James was drawn to cricket at an early age. It was, he describes, one half of a double inheritance. There was, on both sides of the family, the Puritan bequest, which translated into a generosity of spirit embodied by his aunt Judith: “whenever I went to see her, [she] fed me with that sumptuousness which the Trinidad Negroes have inherited from the old extravagant plantation owners”. The spirit of cricket was only an extension of this habit of mind. And it was a stroke of luck that his home gave on to a cricket pitch, his “window exactly behind the wicket”. Tunapuna, his hometown of 3,000 a stone’s throw from Port of Spain, was a cricket-crazy place. All in all, “a good case could be made for predestination”, he slyly writes.

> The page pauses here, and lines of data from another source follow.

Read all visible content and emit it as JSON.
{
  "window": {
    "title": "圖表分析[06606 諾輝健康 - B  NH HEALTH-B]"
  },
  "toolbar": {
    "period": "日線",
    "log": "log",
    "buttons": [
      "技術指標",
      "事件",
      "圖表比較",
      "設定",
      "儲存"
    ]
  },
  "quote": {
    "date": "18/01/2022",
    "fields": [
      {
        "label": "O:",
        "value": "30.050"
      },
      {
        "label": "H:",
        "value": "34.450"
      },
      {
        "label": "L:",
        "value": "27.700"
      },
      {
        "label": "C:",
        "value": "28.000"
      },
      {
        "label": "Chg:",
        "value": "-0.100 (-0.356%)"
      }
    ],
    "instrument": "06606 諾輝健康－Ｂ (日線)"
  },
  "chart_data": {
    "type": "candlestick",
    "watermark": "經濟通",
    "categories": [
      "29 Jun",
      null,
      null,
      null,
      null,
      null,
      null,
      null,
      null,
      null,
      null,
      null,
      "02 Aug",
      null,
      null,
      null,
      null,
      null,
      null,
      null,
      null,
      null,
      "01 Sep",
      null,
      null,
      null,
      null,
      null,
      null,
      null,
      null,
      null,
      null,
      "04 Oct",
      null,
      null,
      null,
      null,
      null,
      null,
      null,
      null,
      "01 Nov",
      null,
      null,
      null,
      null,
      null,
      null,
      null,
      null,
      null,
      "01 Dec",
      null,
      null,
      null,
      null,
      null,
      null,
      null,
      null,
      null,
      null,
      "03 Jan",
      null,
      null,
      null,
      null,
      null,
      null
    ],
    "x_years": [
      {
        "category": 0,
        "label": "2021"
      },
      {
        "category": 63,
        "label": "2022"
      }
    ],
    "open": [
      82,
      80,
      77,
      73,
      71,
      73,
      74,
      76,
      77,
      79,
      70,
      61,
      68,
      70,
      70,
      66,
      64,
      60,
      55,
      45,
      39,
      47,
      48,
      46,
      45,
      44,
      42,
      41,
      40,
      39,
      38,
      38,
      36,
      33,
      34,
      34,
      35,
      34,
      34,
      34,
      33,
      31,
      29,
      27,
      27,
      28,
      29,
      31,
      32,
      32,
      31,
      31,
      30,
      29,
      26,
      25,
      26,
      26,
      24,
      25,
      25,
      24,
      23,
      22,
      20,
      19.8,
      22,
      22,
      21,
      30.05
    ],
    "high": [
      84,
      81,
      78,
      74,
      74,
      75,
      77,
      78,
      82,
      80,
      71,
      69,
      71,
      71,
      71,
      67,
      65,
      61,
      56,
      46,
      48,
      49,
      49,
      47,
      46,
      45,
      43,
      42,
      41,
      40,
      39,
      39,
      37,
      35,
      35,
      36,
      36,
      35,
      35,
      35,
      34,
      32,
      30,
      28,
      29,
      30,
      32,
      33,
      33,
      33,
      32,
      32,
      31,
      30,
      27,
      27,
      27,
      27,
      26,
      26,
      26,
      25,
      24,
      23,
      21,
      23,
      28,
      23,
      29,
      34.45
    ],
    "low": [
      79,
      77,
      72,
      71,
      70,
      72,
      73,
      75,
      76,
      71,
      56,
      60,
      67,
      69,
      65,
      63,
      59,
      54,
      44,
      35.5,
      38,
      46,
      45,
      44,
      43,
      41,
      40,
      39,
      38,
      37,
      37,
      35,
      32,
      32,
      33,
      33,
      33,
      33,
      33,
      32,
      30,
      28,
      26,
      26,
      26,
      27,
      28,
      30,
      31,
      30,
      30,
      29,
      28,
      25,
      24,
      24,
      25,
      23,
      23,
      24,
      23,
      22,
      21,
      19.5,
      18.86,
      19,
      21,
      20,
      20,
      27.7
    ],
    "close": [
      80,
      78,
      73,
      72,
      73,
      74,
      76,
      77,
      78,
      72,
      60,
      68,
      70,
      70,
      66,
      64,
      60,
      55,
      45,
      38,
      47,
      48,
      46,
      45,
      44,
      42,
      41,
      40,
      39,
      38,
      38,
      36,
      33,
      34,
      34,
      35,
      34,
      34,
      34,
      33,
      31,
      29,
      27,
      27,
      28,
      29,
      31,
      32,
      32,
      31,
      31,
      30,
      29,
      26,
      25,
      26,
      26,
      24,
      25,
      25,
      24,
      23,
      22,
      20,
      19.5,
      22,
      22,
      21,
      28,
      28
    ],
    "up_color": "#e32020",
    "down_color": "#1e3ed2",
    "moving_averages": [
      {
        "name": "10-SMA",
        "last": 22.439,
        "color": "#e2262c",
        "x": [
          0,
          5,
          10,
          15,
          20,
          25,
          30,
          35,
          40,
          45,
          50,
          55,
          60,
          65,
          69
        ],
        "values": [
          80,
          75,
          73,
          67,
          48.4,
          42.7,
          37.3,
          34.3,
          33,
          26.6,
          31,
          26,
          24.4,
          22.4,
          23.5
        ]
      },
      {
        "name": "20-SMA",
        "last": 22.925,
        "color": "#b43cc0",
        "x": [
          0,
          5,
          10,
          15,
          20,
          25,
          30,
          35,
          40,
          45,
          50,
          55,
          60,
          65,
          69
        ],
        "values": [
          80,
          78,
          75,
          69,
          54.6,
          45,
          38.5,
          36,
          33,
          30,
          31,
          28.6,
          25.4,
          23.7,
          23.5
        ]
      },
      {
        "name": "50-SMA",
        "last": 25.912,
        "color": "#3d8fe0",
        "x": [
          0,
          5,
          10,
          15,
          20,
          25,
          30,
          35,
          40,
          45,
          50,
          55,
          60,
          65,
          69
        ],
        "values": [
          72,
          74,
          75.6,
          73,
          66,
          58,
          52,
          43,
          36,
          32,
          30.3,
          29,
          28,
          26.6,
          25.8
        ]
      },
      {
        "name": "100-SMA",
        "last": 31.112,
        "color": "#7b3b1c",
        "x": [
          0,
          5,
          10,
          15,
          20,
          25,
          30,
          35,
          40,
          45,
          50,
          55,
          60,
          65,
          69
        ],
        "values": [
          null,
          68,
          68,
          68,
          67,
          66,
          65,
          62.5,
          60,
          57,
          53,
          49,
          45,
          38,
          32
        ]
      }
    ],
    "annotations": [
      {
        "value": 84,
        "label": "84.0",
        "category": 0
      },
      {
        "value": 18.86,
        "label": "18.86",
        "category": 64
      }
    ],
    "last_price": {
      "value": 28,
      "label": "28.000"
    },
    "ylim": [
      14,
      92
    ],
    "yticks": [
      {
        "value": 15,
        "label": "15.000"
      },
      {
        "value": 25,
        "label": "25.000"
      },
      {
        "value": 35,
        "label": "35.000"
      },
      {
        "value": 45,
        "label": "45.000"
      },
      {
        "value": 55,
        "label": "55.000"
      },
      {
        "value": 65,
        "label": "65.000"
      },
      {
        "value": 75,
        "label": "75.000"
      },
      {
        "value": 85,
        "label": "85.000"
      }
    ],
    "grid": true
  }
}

But the sport was also an engine for rising above hoi-polloi. It’s no secret, of course, that cricket has always been a game of certain pretensions. We immediately understand, for instance, the significance of Paul Pennyfeather’s social handicaps in Decline and Fall when he declaims, “I don’t know a word of German, I’ve had no experience, I’ve got no testimonials, and I can’t play cricket.” For James, the game furnished a certain respectability — and “respectability was not an ideal; it was an armour”. The older Jameses craved it just as the young C.L.R. did. His father saw to it that the young C.L.R. acquired the cultural capital needed to secure a spot at Queen’s Royal College, Trinidad’s Eton. There, he studied Latin and Greek under Oxbridge types, who, more importantly, “taught a code, the English public-school code”. If all of this sounds Bridesheady, it’s because it is. He took a de haut en bas view of his fellow natives, whom he disdained because they were less au fait with Burke than he was. “Intellectually I lived abroad, chiefly in England.” Vanity Fair came as a revelation: “George Osborne was the hero.” One can see the appeal of snobbery. Later in life, he would credit “Thackeray, not Marx”, for his turn to the Left.
A career path had been cut out for him: Oxford (read: prestige), lawyering (read: prosperity), political office (read: power). But the rebel had other plans. The lure of cricket wasn’t feasibly resisted. Though he would later be embarrassed by his choice, he plumped to play for Maple, the club for light-skinned West Indians. Shamrock and Queen’s Park Oval were “almost exclusively white… I would have been more easily elected to the MCC than to either.” Stingo was “plebeians: the butcher, the tailor, the candlestick maker, the casual labourer, with a sprinkling of unemployed. Totally black and no social status whatsoever.” Shannon belonged to the “black lower-middle class: the teacher, the law clerk, the worker in the printing office”. Maple, by contrast, was distinctly “brown-skinned and middle class”.